I took this course in the winter quarter of 2012 as a freshman with Professor Jim Knippling. He structured it in such a way that the three smaller essays were intended to teach analysis and synthesis so that we would ultimately be able to write a ten-page research essay on a topic of our choosing. The first three essays were all analyses of various types of media. The first was an image analysis, the second was a dramatic analysis, and the third was a song analysis. Using such different texts as sources for our analysis really helped me learn better because it gave many different perspectives to view many types of pieces--it didn't just teach a single strategy to interpret one kind of source. With the image, we looked at lighting, color, lines, framing, etc. With the play analysis, we looked at themes, symbols, and irony, to name a few. Finally, with the song analysis, we looked at structure, musical elements, and historical context. In the end, these skills helped us write a research essay. We looked through many sources, analyzed them, synthesized, and came up with a conclusion that served as our thesis. This course was beneficial to me for my future coursework because knowing how to analyze and synthesize data is a necessary tool in the field of engineering. The class also taught me how to write better, and therefore, communicate more effectively, another important tool.
I chose this picture to represent my experience because the entire process of synthesis and analysis is sort of like putting a puzzle together. You need to carefully break something down into pieces and then find where they all fit in your thesis. The analogy isn't perfect, however, because with synthesis, you end up with a new puzzle.
The assignment was to analyze an image of our choosing. Some people chose advertisements, other people chose iconic photographs, but I decided on this artistic piece. I really like what I ended up writing because I loved the photo so much, and I think that comes through in the essay. What really impressed me was the depth, emotion, and character it captured with just a simple black-and-white, still image. It taught me a lot about analysis, because I had to look at many different aspects of the photo, such as color, lines, framing, lighting, etc. and interpret what those elements added to the overall message of the image.
The assignment for this essay required us to analyze one of three plays that we had read for class. I chose Trifles because I really appreciated its subtle complexities hidden within the relatively simple plot line. I like this essay because I believe I managed to find and explain a lot of the subtleties that add such significance to the piece.

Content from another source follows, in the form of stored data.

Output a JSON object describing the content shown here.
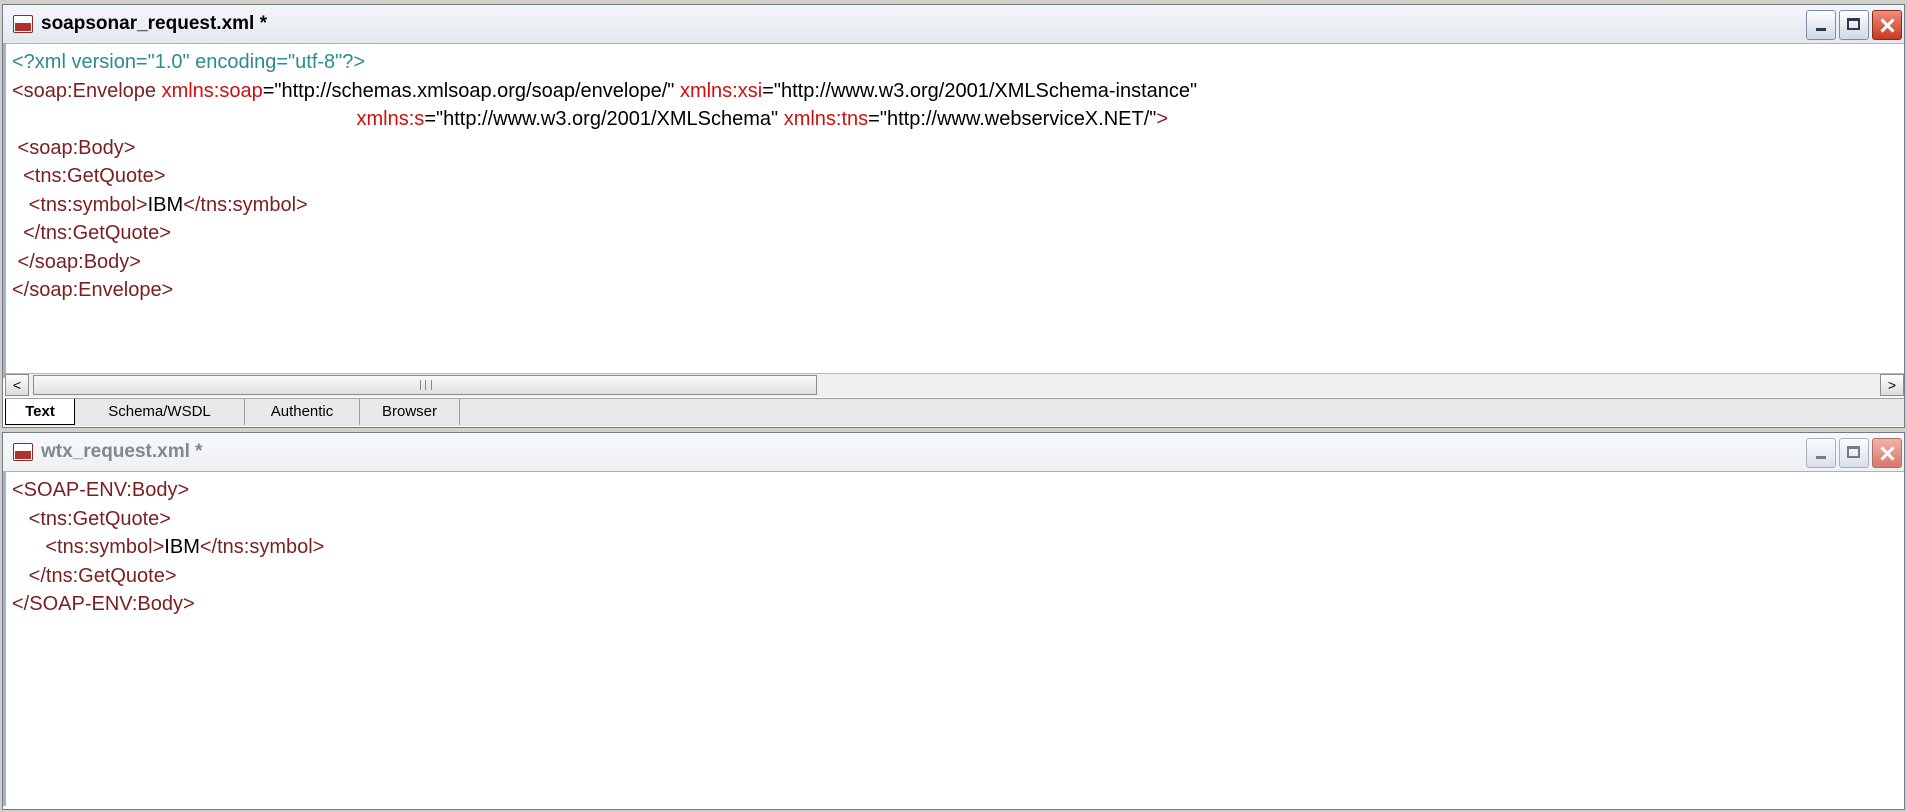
{
  "window1": {
    "title": "soapsonar_request.xml *",
    "lines": [
      [
        {
          "t": "pi",
          "v": "<?xml version=\"1.0\" encoding=\"utf-8\"?>"
        }
      ],
      [
        {
          "t": "tag",
          "v": "<soap:Envelope "
        },
        {
          "t": "attr",
          "v": "xmlns:soap"
        },
        {
          "t": "eq",
          "v": "="
        },
        {
          "t": "val",
          "v": "\"http://schemas.xmlsoap.org/soap/envelope/\" "
        },
        {
          "t": "attr",
          "v": "xmlns:xsi"
        },
        {
          "t": "eq",
          "v": "="
        },
        {
          "t": "val",
          "v": "\"http://www.w3.org/2001/XMLSchema-instance\""
        }
      ],
      [
        {
          "t": "val",
          "v": "                                                              "
        },
        {
          "t": "attr",
          "v": "xmlns:s"
        },
        {
          "t": "eq",
          "v": "="
        },
        {
          "t": "val",
          "v": "\"http://www.w3.org/2001/XMLSchema\" "
        },
        {
          "t": "attr",
          "v": "xmlns:tns"
        },
        {
          "t": "eq",
          "v": "="
        },
        {
          "t": "val",
          "v": "\"http://www.webserviceX.NET/\""
        },
        {
          "t": "tag",
          "v": ">"
        }
      ],
      [
        {
          "t": "tag",
          "v": " <soap:Body>"
        }
      ],
      [
        {
          "t": "tag",
          "v": "  <tns:GetQuote>"
        }
      ],
      [
        {
          "t": "tag",
          "v": "   <tns:symbol>"
        },
        {
          "t": "val",
          "v": "IBM"
        },
        {
          "t": "tag",
          "v": "</tns:symbol>"
        }
      ],
      [
        {
          "t": "tag",
          "v": "  </tns:GetQuote>"
        }
      ],
      [
        {
          "t": "tag",
          "v": " </soap:Body>"
        }
      ],
      [
        {
          "t": "tag",
          "v": "</soap:Envelope>"
        }
      ]
    ],
    "scroll_left": "<",
    "scroll_right": ">",
    "tabs": [
      "Text",
      "Schema/WSDL",
      "Authentic",
      "Browser"
    ]
  },
  "window2": {
    "title": "wtx_request.xml *",
    "lines": [
      [
        {
          "t": "tag",
          "v": "<SOAP-ENV:Body>"
        }
      ],
      [
        {
          "t": "tag",
          "v": "   <tns:GetQuote>"
        }
      ],
      [
        {
          "t": "tag",
          "v": "      <tns:symbol>"
        },
        {
          "t": "val",
          "v": "IBM"
        },
        {
          "t": "tag",
          "v": "</tns:symbol>"
        }
      ],
      [
        {
          "t": "tag",
          "v": "   </tns:GetQuote>"
        }
      ],
      [
        {
          "t": "tag",
          "v": "</SOAP-ENV:Body>"
        }
      ]
    ]
  },
  "colors": {
    "processing_instruction": "#2e8b8b",
    "tag": "#7a1f1f",
    "attribute": "#d01010",
    "value": "#000000"
  },
  "icons": [
    "xml-file-icon",
    "minimize-icon",
    "maximize-icon",
    "close-icon",
    "scroll-left-icon",
    "scroll-right-icon"
  ]
}
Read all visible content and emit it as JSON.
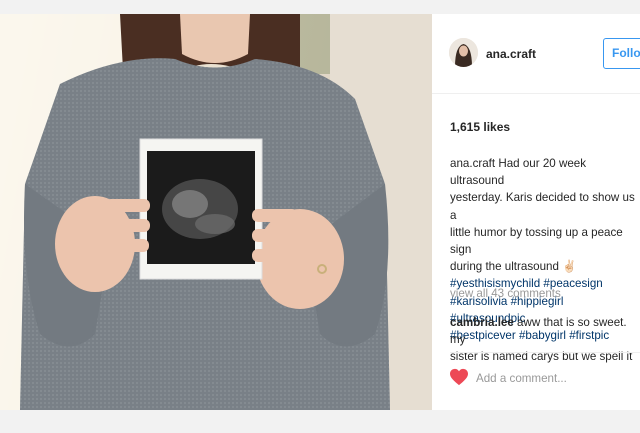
{
  "post": {
    "photo_description_icon": "ultrasound-photo-held-in-hands"
  },
  "header": {
    "username": "ana.craft",
    "follow_label": "Follo"
  },
  "likes": "1,615 likes",
  "caption": {
    "user": "ana.craft",
    "line1": "Had our 20 week ultrasound",
    "line2": "yesterday. Karis decided to show us a",
    "line3": "little humor by tossing up a peace sign",
    "line4": "during the ultrasound ✌🏻",
    "tags1": "#yesthisismychild #peacesign",
    "tags2": "#karisolivia #hippiegirl #ultrasoundpic",
    "tags3": "#bestpicever #babygirl #firstpic"
  },
  "view_all": "view all 43 comments",
  "comment": {
    "user": "cambria.lee",
    "text_line1": "aww that is so sweet. my",
    "text_line2": "sister is named carys but we spell it"
  },
  "add_comment": {
    "placeholder": "Add a comment..."
  },
  "colors": {
    "accent": "#3897f0",
    "heart": "#ed4956",
    "hashtag": "#003569",
    "muted": "#999999"
  }
}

For this assignment, we were asked to analyze a popular song of our choosing and write about why we thought it became so popular. I chose to write about the Queen classic: Bohemian Rhapsody. It appealed to me because it's such a crazy song and I wanted to try and make some sense of it. I primarily focused on the musical elements: structure, lyrics, influences, etc. Again, this is a great example of learning the process of analysis and synthesis because I had to break down the song in order to come to an overall conclusion.
The entire course culminated in this one extended research essay. We had to use the analysis and synthesis skills we had learned with the previous essays and put them to use in this final essay. We could write about any topic of our choosing, and I decided to explore the topic of bilingualism. It was interesting to me because I myself am bilingual (I have spoken Italian my whole life and learned French through school) and I wanted to understand what inherent differences there are between the brain of a monolingual and the brain of someone who has spoken two languages from birth, like myself. My research was very interesting and it led to me to the conclusion that the American school system is going about language instruction in the worst possible way. I like this piece because I did a lot of research that I found quite interesting and I think the thesis is a compelling argument.